Stock Returns and Specific Risk
GME shares began to take off on Jan. 11, driving up its specific risk 60% in three days, its specific risk reaching 200% by Jan. 27. BBBY saw a more progressive rise in its price this year, and so did its specific risk—until Jan. 25 when the home-goods retailer’s shares jumped 70% from Jan. 25 to Jan 27, driving up its specific risk, which is now close to double the level on Dec. 31.
GME was up 1,745%, while BBBY rose 200%, for 2021 through Jan. 27. The two companies pushed up Specialty Retail by 33%, for a total gain of 49% for the industry over the same period. GME and BBBY contributed 7 percentage points to the 18% return of Consumer Discretionary. In contrast, the Russell 2000 index was up much less, a relatively modest 7%, with GME and BBBY being responsible for 1 percentage point of the benchmark gain, while the other 1,998 stocks contributed 6 percentage points.
GME and BBBY Weight in Specialty Retail
GME represented only about 1% of Specialty Retail last year—its weight ranking in the 30s among the 50 stocks in the industry. GameStop’s weight in the industry surged in 2021, and by Jan 27. it was the biggest, representing more than 20% of the entire industry.
The rise in BBBY’s price turned it into the fourth largest stock in Specialty Retail, accounting for 6% of the industry on Jan. 27. BBBY’s weight in Specialty Retail was higher than that of GME last year, but on Jan. 25 GME’s weight surpassed that of BBBY.

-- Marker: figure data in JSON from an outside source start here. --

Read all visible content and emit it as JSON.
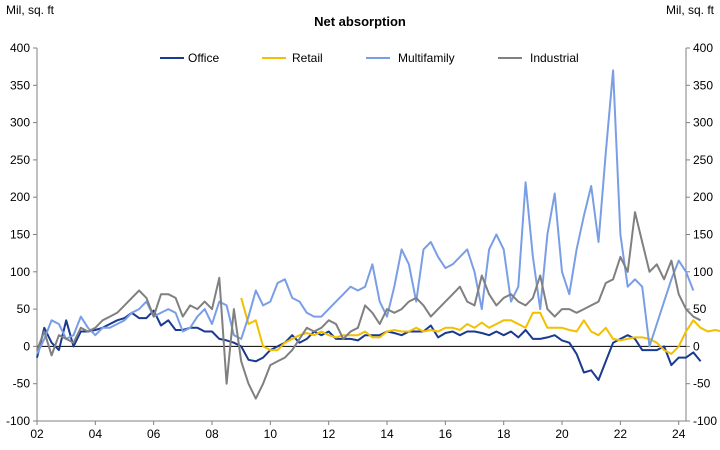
{
  "chart_data": {
    "type": "line",
    "title": "Net absorption",
    "ylabel_left": "Mil, sq. ft",
    "ylabel_right": "Mil, sq. ft",
    "ylim": [
      -100,
      400
    ],
    "yticks": [
      -100,
      -50,
      0,
      50,
      100,
      150,
      200,
      250,
      300,
      350,
      400
    ],
    "xlim": [
      2002,
      2024.25
    ],
    "xticks": [
      {
        "value": 2002,
        "label": "02"
      },
      {
        "value": 2004,
        "label": "04"
      },
      {
        "value": 2006,
        "label": "06"
      },
      {
        "value": 2008,
        "label": "08"
      },
      {
        "value": 2010,
        "label": "10"
      },
      {
        "value": 2012,
        "label": "12"
      },
      {
        "value": 2014,
        "label": "14"
      },
      {
        "value": 2016,
        "label": "16"
      },
      {
        "value": 2018,
        "label": "18"
      },
      {
        "value": 2020,
        "label": "20"
      },
      {
        "value": 2022,
        "label": "22"
      },
      {
        "value": 2024,
        "label": "24"
      }
    ],
    "grid": false,
    "legend_position": "top-center",
    "series": [
      {
        "name": "Office",
        "color": "#1a3a8f",
        "x_start": 2002.0,
        "x_step": 0.25,
        "values": [
          -15,
          25,
          5,
          -5,
          35,
          0,
          20,
          20,
          22,
          25,
          30,
          35,
          38,
          45,
          38,
          38,
          48,
          28,
          35,
          22,
          22,
          25,
          25,
          20,
          20,
          10,
          8,
          5,
          0,
          -18,
          -20,
          -15,
          -5,
          0,
          5,
          15,
          5,
          10,
          20,
          15,
          20,
          10,
          10,
          10,
          8,
          15,
          15,
          15,
          20,
          18,
          15,
          20,
          20,
          20,
          28,
          12,
          18,
          20,
          15,
          20,
          20,
          18,
          15,
          20,
          15,
          20,
          12,
          22,
          10,
          10,
          12,
          15,
          8,
          5,
          -10,
          -35,
          -32,
          -45,
          -20,
          5,
          10,
          15,
          10,
          -5,
          -5,
          -5,
          0,
          -25,
          -15,
          -15,
          -8,
          -20
        ]
      },
      {
        "name": "Retail",
        "color": "#f2c000",
        "x_start": 2009.0,
        "x_step": 0.25,
        "values": [
          65,
          30,
          35,
          0,
          -5,
          -5,
          5,
          10,
          15,
          18,
          15,
          20,
          15,
          12,
          15,
          15,
          15,
          20,
          12,
          12,
          20,
          22,
          20,
          20,
          25,
          20,
          22,
          20,
          25,
          25,
          22,
          30,
          25,
          32,
          25,
          30,
          35,
          35,
          30,
          25,
          45,
          45,
          25,
          25,
          25,
          22,
          20,
          35,
          20,
          15,
          25,
          10,
          8,
          10,
          12,
          12,
          10,
          5,
          -5,
          -10,
          0,
          20,
          35,
          25,
          20,
          22,
          20,
          15,
          22,
          10,
          12
        ]
      },
      {
        "name": "Multifamily",
        "color": "#7a9ee6",
        "x_start": 2002.0,
        "x_step": 0.25,
        "values": [
          -10,
          10,
          35,
          30,
          10,
          15,
          40,
          25,
          15,
          25,
          25,
          30,
          35,
          45,
          50,
          60,
          40,
          45,
          50,
          45,
          20,
          25,
          40,
          50,
          30,
          60,
          55,
          15,
          10,
          40,
          75,
          55,
          60,
          85,
          90,
          65,
          60,
          45,
          40,
          40,
          50,
          60,
          70,
          80,
          75,
          80,
          110,
          60,
          40,
          80,
          130,
          110,
          60,
          130,
          140,
          120,
          105,
          110,
          120,
          130,
          100,
          50,
          130,
          150,
          130,
          60,
          80,
          220,
          120,
          50,
          150,
          205,
          100,
          70,
          130,
          175,
          215,
          140,
          260,
          370,
          150,
          80,
          90,
          80,
          0,
          30,
          60,
          90,
          115,
          100,
          75
        ]
      },
      {
        "name": "Industrial",
        "color": "#808080",
        "x_start": 2002.0,
        "x_step": 0.25,
        "values": [
          -5,
          20,
          -12,
          15,
          10,
          5,
          25,
          20,
          25,
          35,
          40,
          45,
          55,
          65,
          75,
          65,
          40,
          70,
          70,
          65,
          40,
          55,
          50,
          60,
          50,
          92,
          -50,
          50,
          -20,
          -50,
          -70,
          -50,
          -25,
          -20,
          -15,
          -5,
          10,
          25,
          20,
          25,
          35,
          30,
          10,
          20,
          25,
          55,
          45,
          30,
          50,
          45,
          50,
          60,
          65,
          55,
          40,
          50,
          60,
          70,
          80,
          60,
          55,
          95,
          70,
          55,
          65,
          70,
          60,
          55,
          65,
          95,
          50,
          40,
          50,
          50,
          45,
          50,
          55,
          60,
          85,
          90,
          120,
          100,
          180,
          140,
          100,
          110,
          90,
          115,
          70,
          50,
          40,
          35
        ]
      }
    ]
  }
}
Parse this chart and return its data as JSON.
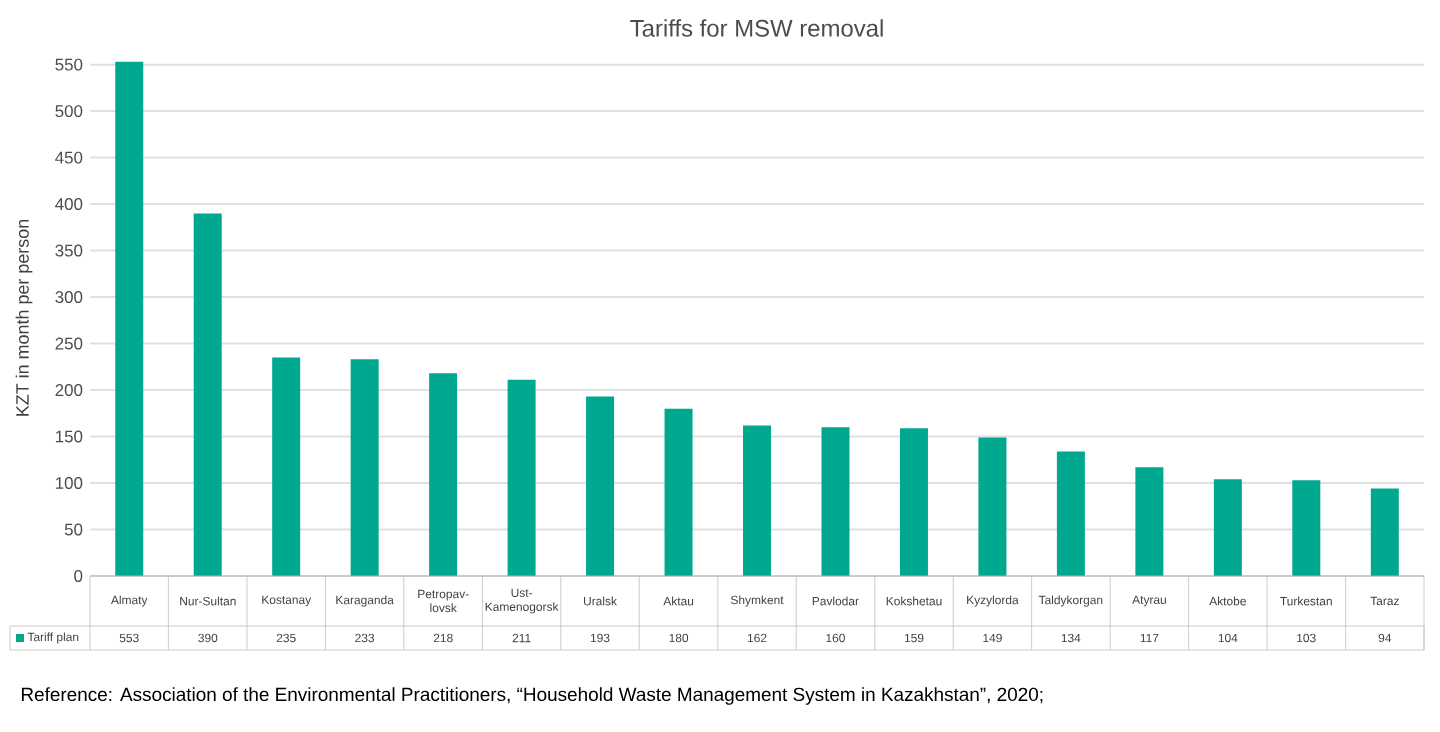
{
  "chart_data": {
    "type": "bar",
    "title": "Tariffs for MSW removal",
    "ylabel": "KZT in month per person",
    "categories": [
      "Almaty",
      "Nur-Sultan",
      "Kostanay",
      "Karaganda",
      "Petropav-lovsk",
      "Ust-Kamenogorsk",
      "Uralsk",
      "Aktau",
      "Shymkent",
      "Pavlodar",
      "Kokshetau",
      "Kyzylorda",
      "Taldykorgan",
      "Atyrau",
      "Aktobe",
      "Turkestan",
      "Taraz"
    ],
    "series": [
      {
        "name": "Tariff plan",
        "color": "#00a88f",
        "values": [
          553,
          390,
          235,
          233,
          218,
          211,
          193,
          180,
          162,
          160,
          159,
          149,
          134,
          117,
          104,
          103,
          94
        ]
      }
    ],
    "ylim": [
      0,
      555
    ],
    "yticks": [
      0,
      50,
      100,
      150,
      200,
      250,
      300,
      350,
      400,
      450,
      500,
      550
    ],
    "grid": "y",
    "legend": "bottom",
    "data_labels": true,
    "annotations": [
      "Reference: Association of the Environmental Practitioners, “Household Waste Management System in Kazakhstan”, 2020;"
    ]
  }
}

Industry, Sector, and Benchmark Specific Risk
Specific risk skyrocketed not only for GME and BBBY but also for their industry and sector, where risk is now at levels far above those seen during the global financial crisis. Specialty Retail’s specific risk more than quadrupled in 2021, reaching 44% on Jan.27, far above its 5% median over the past 14 years. Specific risk more than doubled for Consumer Discretionary since Dec. 31, and its level of 12% on Jan.27 was five times higher than its 2% median. Even the specific risk of the highly diversified Russell 2000 index ticked up and is now more than twice its 1% median.
Looking at the historical levels of the Russell 2000’s stock-specific risk going back to the inception of our US Small Cap model in 1982, we see that the index’s specific risk is now at levels not seen since the “dot-com bubble” two decades ago, as measured by Axioma’s US Small Cap short-horizon fundamental model. While specific risk is only a small part of total benchmark risk, it is likely to figure far more prominently in actively managed portfolios.
GME was responsible for 95% of the current level of specific risk for Specialty Retail, 80% of that of Consumer Discretionary and close to 40% of that of the Russell 2000. In contrast, BBBY had a relatively small contribution to the specific risk of the three groupings. Note that other high-flying stocks most certainly contributed to the Russell 2000’s specific risk.
Total Predicted Risk
GME’s total predicted risk rose 76% from Jan. 11 to Jan. 27, while that of Specialty Retail—now dominated by GME—saw a spike of close to 75% during the same period, indicating that the head-spinning volatility of GME could not be diversified away at the industry level. Consumer Discretionary’s total risk ticked up only slightly over the 11 business days, rising from 30% to 32%. The Russell 2000’s risk was relatively flat over the same period—a clear indication of the diversification power of the index.
Active Predicted Risk
The active risk of Consumer Discretionary vs. the Russell 2000 climbed this year, but it has not reached historic highs. In contrast, we have not seen this level of active risk for Specialty Retail in at least 14 years.